Intelligent Approval of Access Control Flow in Office Automation Systems via Relational Modeling
Summary: arXiv:2604.11040v1 Announce Type: new
Abstract: Office automation (OA) systems play a crucial role in enterprise operations and management, with access control flow approval (ACFA) being a key component that manages the accessibility of various resources. However, traditional ACFA requires approval from the person in charge at each step, which consumes a significant amount of manpower and time. Its intelligence is a crucial issue that needs to be addressed urgently by all companies.
In this paper, we propose a novel relational modeling-driven intelligent approval (RMIA) framework to automate ACFA. Specifically, our RMIA consists of two core modules:
- Binary Relation Modeling Module: This module aims to characterize the coupling relation between applicants and approvers. It provides reliable basic information for ACFA decision-making from a coarse-grained perspective.
- Ternary Relation Modeling Module: Utilizing specific resource information as its core, this module characterizes the complex relations between applicants, resources, and approvers. It provides fine-grained gain information for informed decision-making.
The RMIA effectively fuses these two kinds of information to form the final decision. Extensive experiments have been conducted on two product datasets and an online A/B test to verify the effectiveness of the RMIA framework.
Introduction
In today’s fast-paced business environment, companies are increasingly reliant on office automation systems to streamline operations and enhance productivity. One of the most critical aspects of these systems is the Access Control Flow Approval (ACFA), which determines who can access specific resources at various stages of the workflow. However, the traditional approach to ACFA is often cumbersome, requiring manual approvals that can lead to delays and inefficiencies.
The Need for Intelligent Systems
As organizations grow, the volume of requests for access control increases significantly. This necessitates a more intelligent approach to managing approvals in OA systems. The lack of automation in traditional ACFA not only consumes valuable manpower but also opens up the risk of human error and bottlenecks in the decision-making process. Addressing these issues is essential for organizations seeking to enhance operational efficiency.
Overview of the RMIA Framework
The proposed RMIA framework is designed to automate the ACFA process by leveraging relational modeling techniques. By integrating both binary and ternary relation modeling, the framework offers a comprehensive view of the relationships between applicants, resources, and approvers.
Key Components of RMIA
- Binary Relation Modeling: This foundational module captures the basic relationship dynamics, allowing for initial evaluations of access requests based on applicant-approver relationships.

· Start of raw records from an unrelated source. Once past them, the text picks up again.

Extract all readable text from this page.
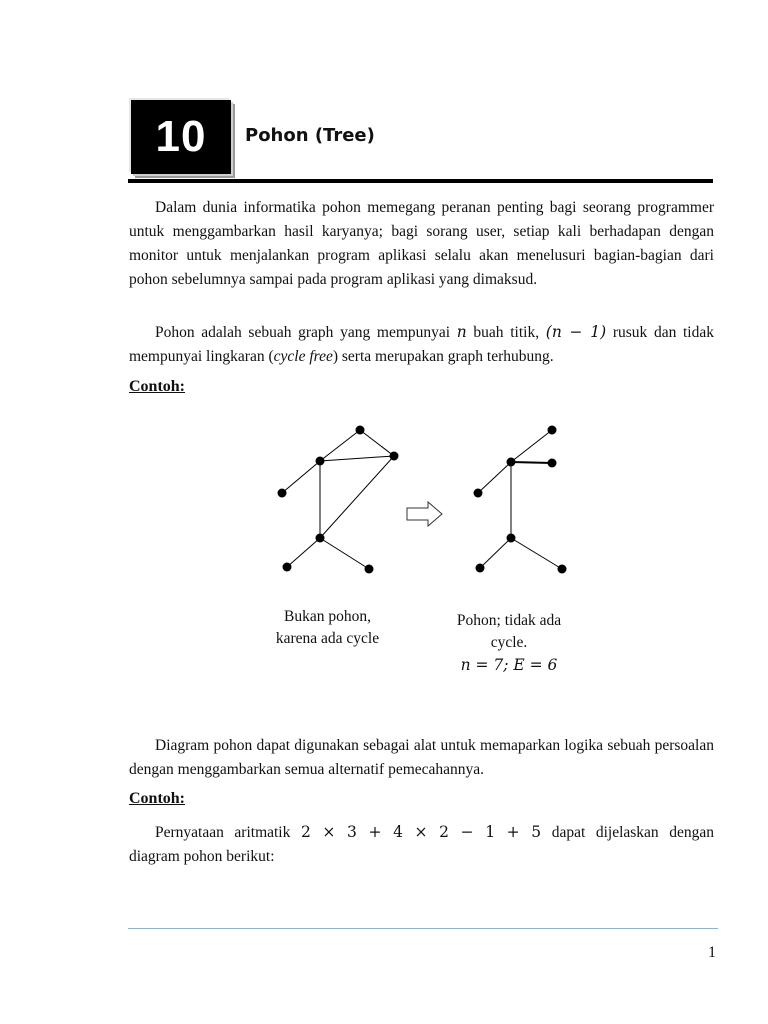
10 Pohon (Tree)

Dalam dunia informatika pohon memegang peranan penting bagi seorang programmer untuk menggambarkan hasil karyanya; bagi sorang user, setiap kali berhadapan dengan monitor untuk menjalankan program aplikasi selalu akan menelusuri bagian-bagian dari pohon sebelumnya sampai pada program aplikasi yang dimaksud.

Pohon adalah sebuah graph yang mempunyai n buah titik, (n − 1) rusuk dan tidak mempunyai lingkaran (cycle free) serta merupakan graph terhubung.

Contoh:
Bukan pohon,
karena ada cycle
Pohon; tidak ada
cycle.
n = 7; E = 6

Diagram pohon dapat digunakan sebagai alat untuk memaparkan logika sebuah persoalan dengan menggambarkan semua alternatif pemecahannya.

Contoh:

Pernyataan aritmatik 2 × 3 + 4 × 2 − 1 + 5 dapat dijelaskan dengan

diagram pohon berikut:

1
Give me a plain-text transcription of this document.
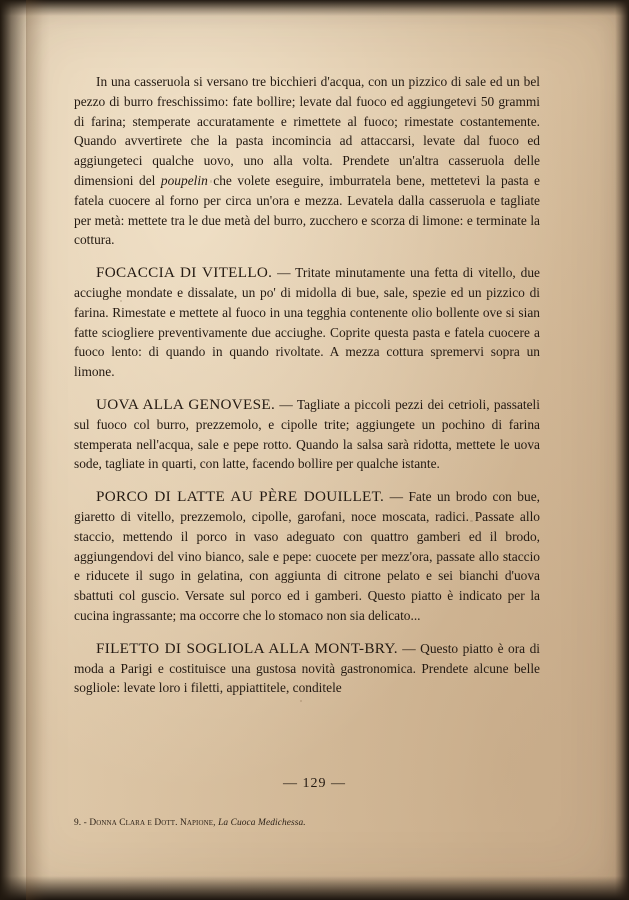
In una casseruola si versano tre bicchieri d'acqua, con un pizzico di sale ed un bel pezzo di burro freschissimo: fate bollire; levate dal fuoco ed aggiungetevi 50 grammi di farina; stemperate accuratamente e rimettete al fuoco; rimestate costantemente. Quando avvertirete che la pasta incomincia ad attaccarsi, levate dal fuoco ed aggiungeteci qualche uovo, uno alla volta. Prendete un'altra casseruola delle dimensioni del poupelin che volete eseguire, imburratela bene, mettetevi la pasta e fatela cuocere al forno per circa un'ora e mezza. Levatela dalla casseruola e tagliate per metà: mettete tra le due metà del burro, zucchero e scorza di limone: e terminate la cottura.

FOCACCIA DI VITELLO. — Tritate minutamente una fetta di vitello, due acciughe mondate e dissalate, un po' di midolla di bue, sale, spezie ed un pizzico di farina. Rimestate e mettete al fuoco in una tegghia contenente olio bollente ove si sian fatte sciogliere preventivamente due acciughe. Coprite questa pasta e fatela cuocere a fuoco lento: di quando in quando rivoltate. A mezza cottura spremervi sopra un limone.

UOVA ALLA GENOVESE. — Tagliate a piccoli pezzi dei cetrioli, passateli sul fuoco col burro, prezzemolo, e cipolle trite; aggiungete un pochino di farina stemperata nell'acqua, sale e pepe rotto. Quando la salsa sarà ridotta, mettete le uova sode, tagliate in quarti, con latte, facendo bollire per qualche istante.

PORCO DI LATTE AU PÈRE DOUILLET. — Fate un brodo con bue, giaretto di vitello, prezzemolo, cipolle, garofani, noce moscata, radici. Passate allo staccio, mettendo il porco in vaso adeguato con quattro gamberi ed il brodo, aggiungendovi del vino bianco, sale e pepe: cuocete per mezz'ora, passate allo staccio e riducete il sugo in gelatina, con aggiunta di citrone pelato e sei bianchi d'uova sbattuti col guscio. Versate sul porco ed i gamberi. Questo piatto è indicato per la cucina ingrassante; ma occorre che lo stomaco non sia delicato...

FILETTO DI SOGLIOLA ALLA MONT-BRY. — Questo piatto è ora di moda a Parigi e costituisce una gustosa novità gastronomica. Prendete alcune belle sogliole: levate loro i filetti, appiattitele, conditele

— 129 —
9. - Donna Clara e Dott. Napione, La Cuoca Medichessa.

- Ternary Relation Modeling: This advanced module enriches the decision-making process by considering the specific resources involved, thus enabling a more nuanced understanding of access requirements.
Results and Conclusion
The results from the conducted experiments demonstrate that the RMIA framework significantly improves the efficiency and accuracy of the ACFA process. By automating the approval flow, organizations can reduce approval times and minimize manual intervention, ultimately leading to a more streamlined workflow.
In conclusion, the RMIA framework presents a promising solution for enhancing access control in office automation systems, addressing the urgent need for intelligent approval processes in modern enterprises.